In effetti in questo libro si avvertono alcune linee base che poi si ritrovano, perfezionate e in piena sinergia, ne I sassi.
L’analisi psicologica approfondita, l’ambientazione definita nei suoi aspetti essenziali, quasi delle indicazioni, e una trama senza intoppi sono caratteristiche che appaiono proprie di Naspini e quindi non dovute al caso, delle vere e proprie fondamenta su cui contare per dare vita a nuove situazioni, a vicende che non sono mai ripetitive.
I pregi e i difetti della provincia (nel caso specifico un paesino toscano) sono il pretesto per una spietata denuncia della maldicenza, di questo vizio sottile, latente anche in persone insospettabili e che appare come una valvola di sfogo per frustrazioni sempre presenti.

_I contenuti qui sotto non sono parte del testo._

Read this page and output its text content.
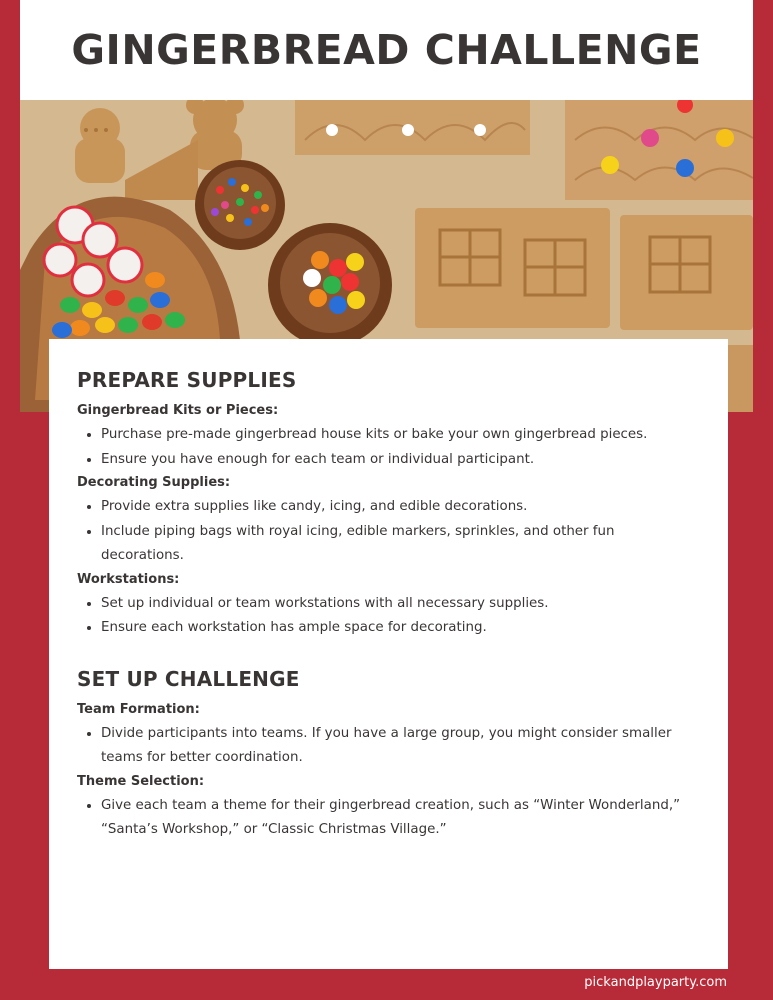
GINGERBREAD CHALLENGE
PREPARE SUPPLIES
Gingerbread Kits or Pieces:
• Purchase pre-made gingerbread house kits or bake your own gingerbread pieces.
• Ensure you have enough for each team or individual participant.
Decorating Supplies:
• Provide extra supplies like candy, icing, and edible decorations.
• Include piping bags with royal icing, edible markers, sprinkles, and other fun decorations.
Workstations:
• Set up individual or team workstations with all necessary supplies.
• Ensure each workstation has ample space for decorating.
SET UP CHALLENGE
Team Formation:
• Divide participants into teams. If you have a large group, you might consider smaller teams for better coordination.
Theme Selection:
• Give each team a theme for their gingerbread creation, such as “Winter Wonderland,” “Santa’s Workshop,” or “Classic Christmas Village.”
pickandplayparty.com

Certo il maestro Calamaio, il personaggio principale, ha anche le sue stranezze, come quella di spiare le bambine quando vanno in bagno, ma quest’anomalia, che si limita a una semplice osservazione, appare quasi insignificante rispetto all’acredine, alla storia del tutto inventata che sorge in questo paesino e che attecchisce in modo estremamente rapido.
E non è che la vox populi lo condanni per questo spirito guardone, ma per qualche cosa di immorale che gli stessi creatori ignorano e che nasce come frutto di fantasticherie che si dilatano di bocca in bocca, come a dire che uno starnuto nel giro di tre vie diventa un boato.

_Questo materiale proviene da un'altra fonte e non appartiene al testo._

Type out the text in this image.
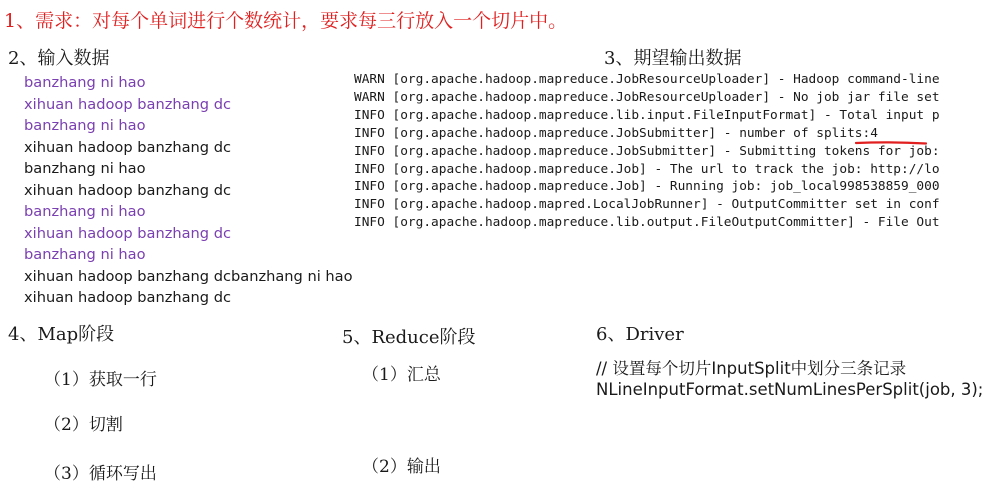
1、需求：对每个单词进行个数统计，要求每三行放入一个切片中。
2、输入数据
banzhang ni hao
xihuan hadoop banzhang dc
banzhang ni hao
xihuan hadoop banzhang dc
banzhang ni hao
xihuan hadoop banzhang dc
banzhang ni hao
xihuan hadoop banzhang dc
banzhang ni hao
xihuan hadoop banzhang dcbanzhang ni hao
xihuan hadoop banzhang dc
3、期望输出数据
WARN [org.apache.hadoop.mapreduce.JobResourceUploader] - Hadoop command-line
WARN [org.apache.hadoop.mapreduce.JobResourceUploader] - No job jar file set
INFO [org.apache.hadoop.mapreduce.lib.input.FileInputFormat] - Total input p
INFO [org.apache.hadoop.mapreduce.JobSubmitter] - number of splits:4
INFO [org.apache.hadoop.mapreduce.JobSubmitter] - Submitting tokens for job:
INFO [org.apache.hadoop.mapreduce.Job] - The url to track the job: http://lo
INFO [org.apache.hadoop.mapreduce.Job] - Running job: job_local998538859_000
INFO [org.apache.hadoop.mapred.LocalJobRunner] - OutputCommitter set in conf
INFO [org.apache.hadoop.mapreduce.lib.output.FileOutputCommitter] - File Out
4、Map阶段
（1）获取一行
（2）切割
（3）循环写出
5、Reduce阶段
（1）汇总
（2）输出
6、Driver
// 设置每个切片InputSplit中划分三条记录
NLineInputFormat.setNumLinesPerSplit(job, 3);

No, a Calamaio gli si rinfaccia l’ingratitudine, non gli si perdona che lui, accolto in paese proveniente dalla città, non abbia accettato le regole ferree che regnano sovrane nel tempo e che rendono una comunità al tempo stesso carnefice e vittima di se stessa.

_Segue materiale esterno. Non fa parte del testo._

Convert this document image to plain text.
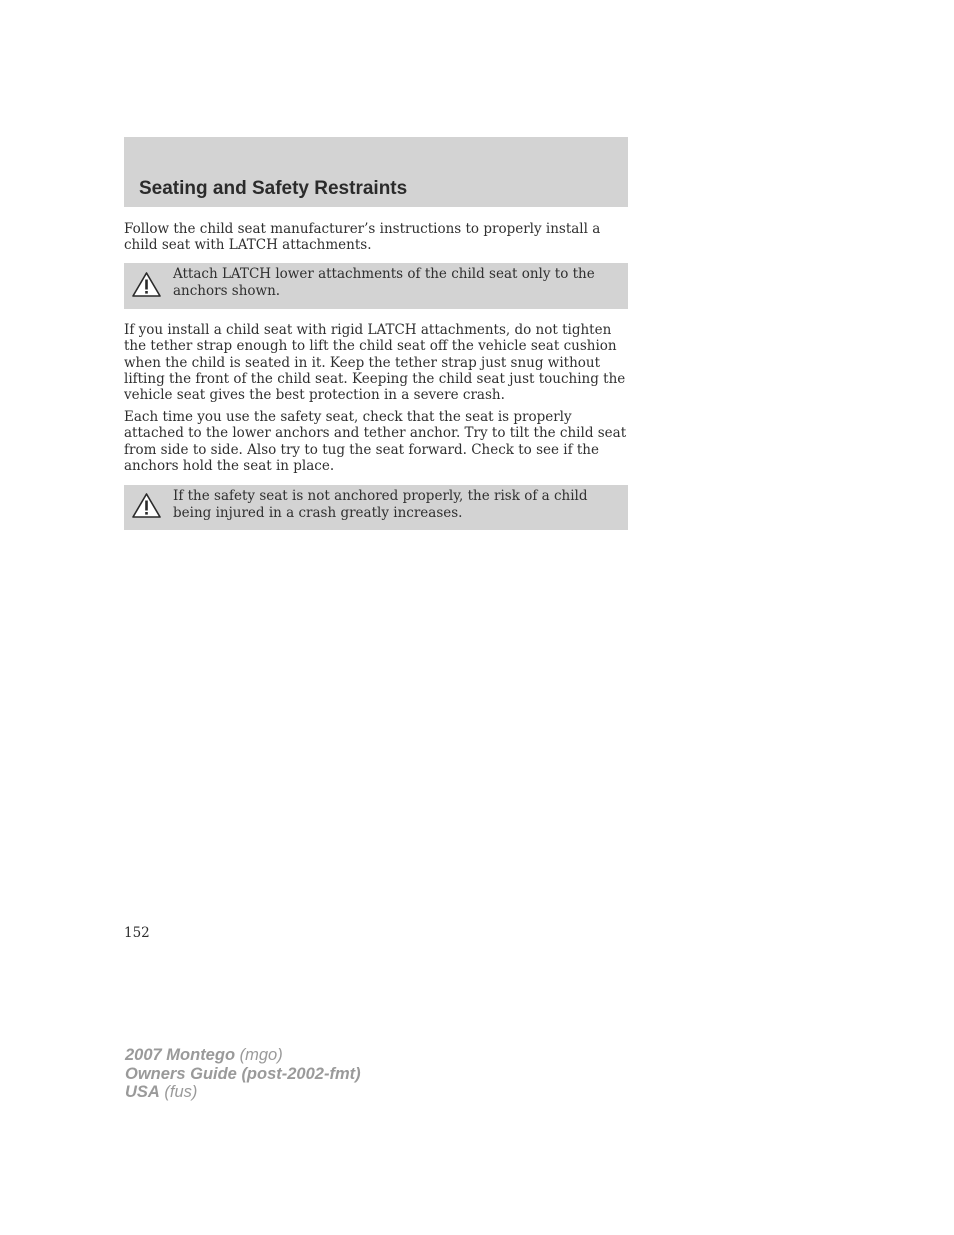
Seating and Safety Restraints

Follow the child seat manufacturer’s instructions to properly install a child seat with LATCH attachments.

Attach LATCH lower attachments of the child seat only to the anchors shown.

If you install a child seat with rigid LATCH attachments, do not tighten the tether strap enough to lift the child seat off the vehicle seat cushion when the child is seated in it. Keep the tether strap just snug without lifting the front of the child seat. Keeping the child seat just touching the vehicle seat gives the best protection in a severe crash.

Each time you use the safety seat, check that the seat is properly attached to the lower anchors and tether anchor. Try to tilt the child seat from side to side. Also try to tug the seat forward. Check to see if the anchors hold the seat in place.

If the safety seat is not anchored properly, the risk of a child being injured in a crash greatly increases.

152
2007 Montego (mgo)
Owners Guide (post-2002-fmt)
USA (fus)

Per dirla più chiaramente, Calamaio ha violato i confini sacri non tanto dell’etico, ma del conformismo, delitto senza possibilità di appello in una società chiusa che può solo accettare o respingere.
Fatto il primo passo, la maldicenza si amplifica, trae forza dalla sua stessa debolezza di iniziare da una bolla di sapone, perché è evidente che si viene a creare un inconscio legame fra chi per primo ha cominciato e l’ultimo che chiude e riapre il cerchio, in una sorta di girotondo senza fine.
L’individuo preso di mira non ha più cittadinanza e vive un’emarginazione che è fatta di forzata solitudine e di dispetti ricorrenti, quasi fosse considerato un corpo estraneo da cui liberarsi.
Il pregio dell’opera sta proprio nella capacità che ha avuto Sacha Naspini di rappresentare questa realtà, che non è un caso limite, ma che invero è frequente, con quella distorta volontà di trovare a tutti i costi un capro espiatorio su cui sfogare le proprie pulsioni represse.